Evaluation of high-speed laser triangulation and LIDAR for turbulent water surface ranging

Abstract

This study presents a comparison of high-speed laser triangulation and laser scanning, two advanced measurement methods for capturing the free water surface of complex hydraulic phenomena characterized by turbulent, non-stationary, and non-homogeneous flows. The methods were applied to measure the turbulent, aerated water surface of a flow under supercritical flow conditions, defined by high Reynolds and Froude numbers. Measurements were conducted using a high-speed camera operating on the principle of laser triangulation, and a laser scanner serving as a light source. Data evaluation was performed for three cross-sections along the confluence, indicating a very good overall agreement between both measuring systems with mean discrepancies of 0.26 mm horizontally and 2.7 mm vertically, which fall within the reported systematic and statistical errors of the light detection and ranging (LIDAR) device.

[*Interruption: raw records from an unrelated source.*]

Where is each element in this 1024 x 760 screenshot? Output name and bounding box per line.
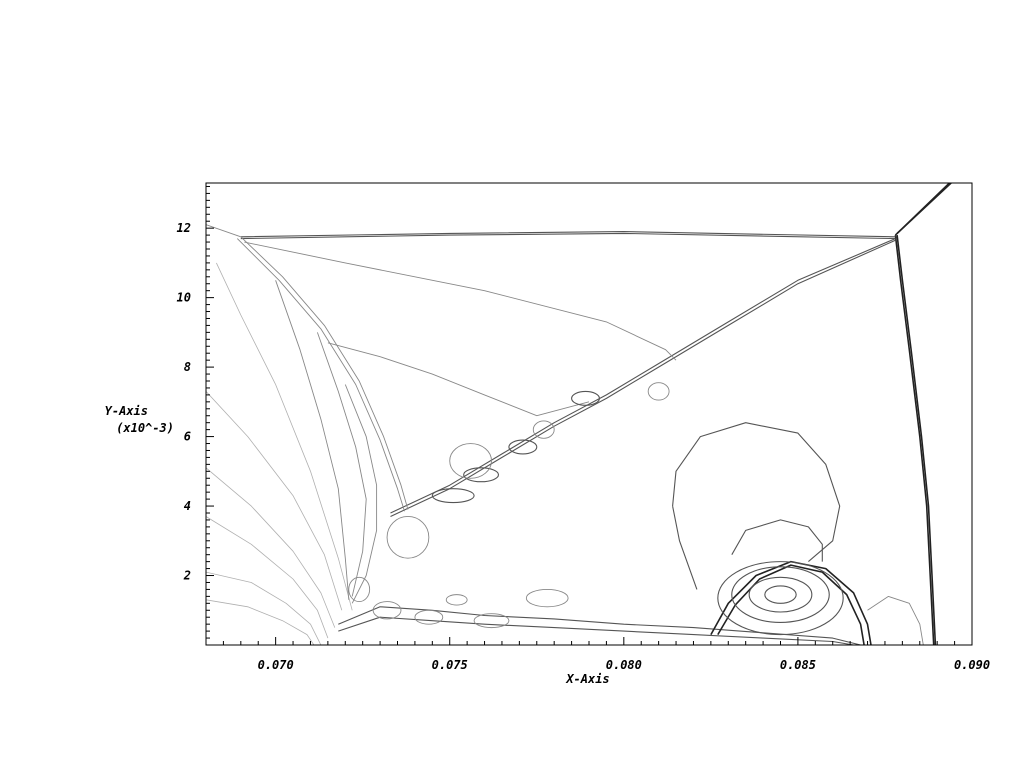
tick-labels: 0.070 0.075 0.080 0.085 0.090 2 4 6 8 10 12 bbox=[177, 221, 991, 672]
contour-line-near-left-2 bbox=[316, 332, 367, 597]
contour-line-upper-left-edge bbox=[206, 224, 241, 238]
contour-line-vortex-outer-2 bbox=[717, 564, 865, 645]
plot-frame bbox=[205, 182, 973, 646]
contour-line-reflected-shock-upper-2 bbox=[896, 183, 950, 234]
contour-line-far-left-1 bbox=[216, 262, 353, 611]
y-tick-label: 8 bbox=[184, 360, 191, 374]
closed-contour-eddy-10 bbox=[372, 601, 402, 620]
contour-line-far-left-2 bbox=[206, 391, 343, 611]
x-tick-label: 0.090 bbox=[954, 658, 990, 672]
contour-line-near-left-1 bbox=[275, 280, 350, 600]
y-tick-label: 12 bbox=[177, 221, 191, 235]
closed-contour-vortex-core-4 bbox=[717, 561, 844, 636]
y-tick-label: 4 bbox=[184, 499, 191, 513]
closed-contour-eddy-3 bbox=[508, 439, 538, 455]
closed-contour-eddy-14 bbox=[414, 609, 444, 625]
closed-contour-eddy-9 bbox=[525, 588, 569, 608]
x-axis-title: X-Axis bbox=[565, 672, 609, 686]
contour-line-lower-shear-layer bbox=[338, 606, 861, 645]
contour-line-incident-shock-top-2 bbox=[240, 232, 896, 240]
closed-contour-eddy-2 bbox=[463, 467, 500, 483]
y-tick-label: 10 bbox=[177, 291, 191, 305]
closed-contour-eddy-4 bbox=[571, 390, 600, 406]
x-tick-label: 0.075 bbox=[432, 658, 468, 672]
closed-contour-eddy-11 bbox=[445, 594, 468, 606]
closed-contour-vortex-core-2 bbox=[748, 576, 813, 613]
contour-line-bubble-outer bbox=[672, 422, 841, 563]
closed-contour-vortex-core-3 bbox=[731, 566, 830, 623]
x-tick-label: 0.070 bbox=[258, 658, 294, 672]
contour-line-near-left-3 bbox=[344, 384, 378, 604]
contour-line-vortex-outer bbox=[710, 560, 872, 645]
contour-line-lower-shear-layer-2 bbox=[338, 616, 854, 645]
contour-line-vortex-right bbox=[867, 595, 924, 645]
contour-line-mach-stem-shock bbox=[894, 235, 935, 645]
contour-line-inner-contour-top bbox=[244, 241, 677, 361]
x-tick-label: 0.080 bbox=[606, 658, 642, 672]
y-tick-label: 6 bbox=[184, 430, 191, 444]
closed-contour-eddy-6 bbox=[532, 420, 555, 439]
closed-contour-eddy-8 bbox=[386, 516, 430, 559]
y-tick-label: 2 bbox=[183, 569, 191, 583]
contour-line-incident-shock-top bbox=[240, 231, 896, 238]
contour-line-mach-stem-shock-2 bbox=[896, 235, 937, 645]
x-tick-label: 0.085 bbox=[780, 658, 816, 672]
contour-line-far-left-6 bbox=[206, 599, 315, 645]
contour-layer bbox=[206, 183, 952, 645]
contour-line-far-left-5 bbox=[206, 571, 322, 645]
closed-contour-eddy-5 bbox=[449, 443, 492, 479]
contour-line-far-left-3 bbox=[206, 467, 336, 628]
closed-contour-eddy-7 bbox=[647, 382, 670, 401]
closed-contour-eddy-1 bbox=[431, 488, 475, 504]
closed-contour-vortex-core-1 bbox=[764, 585, 797, 604]
contour-line-bubble-inner bbox=[731, 519, 823, 562]
closed-contour-eddy-13 bbox=[348, 576, 371, 603]
contour-line-shear-layer-diagonal bbox=[390, 238, 896, 514]
y-axis-title: Y-Axis bbox=[105, 404, 148, 418]
y-axis-scale: (x10^-3) bbox=[116, 421, 174, 435]
axes bbox=[205, 182, 973, 646]
closed-contour-eddy-12 bbox=[473, 613, 510, 629]
contour-line-inner-contour-mid bbox=[327, 342, 590, 417]
ticks bbox=[205, 185, 973, 646]
contour-line-bubble-outer-left bbox=[672, 505, 698, 590]
contour-line-curved-shock-left-2 bbox=[236, 238, 405, 512]
contour-line-far-left-4 bbox=[206, 516, 329, 639]
contour-line-curved-shock-left bbox=[240, 236, 409, 510]
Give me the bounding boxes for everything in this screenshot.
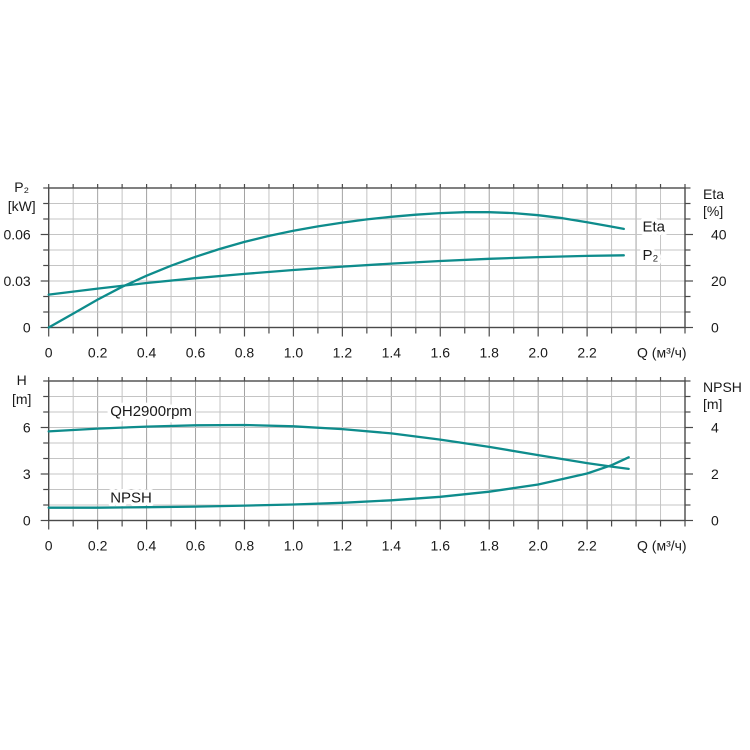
left-axis: 0 3 6 H [m] xyxy=(12,372,49,529)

With most relative errors within ±10 %, the mean differences between the two measurement systems were an order of magnitude smaller than the temporal and spatial fluctuations of the observed free surfaces, and the instantaneous errors remained within the physical range of these fluctuations. Further error analysis revealed that high-speed triangulation underestimates free surface levels in flows with steadier, well-defined water surfaces, and overestimates in regions with highly transient and poorly defined surfaces compared to LIDAR. These discrepancies were attributed to differing system sensitivities. The high-speed camera sensor exhibits higher sensitivity, capturing more reflections from water droplets and successive reflections from submerged air bubbles compared to the LIDAR device. This highlights the need for further investigation into these error sources and the development of more robust data filtering techniques. Overall, both methods effectively captured the complex dynamics of turbulent aerated flows, showing promising capabilities for measuring turbulent water surfaces in laboratory environments.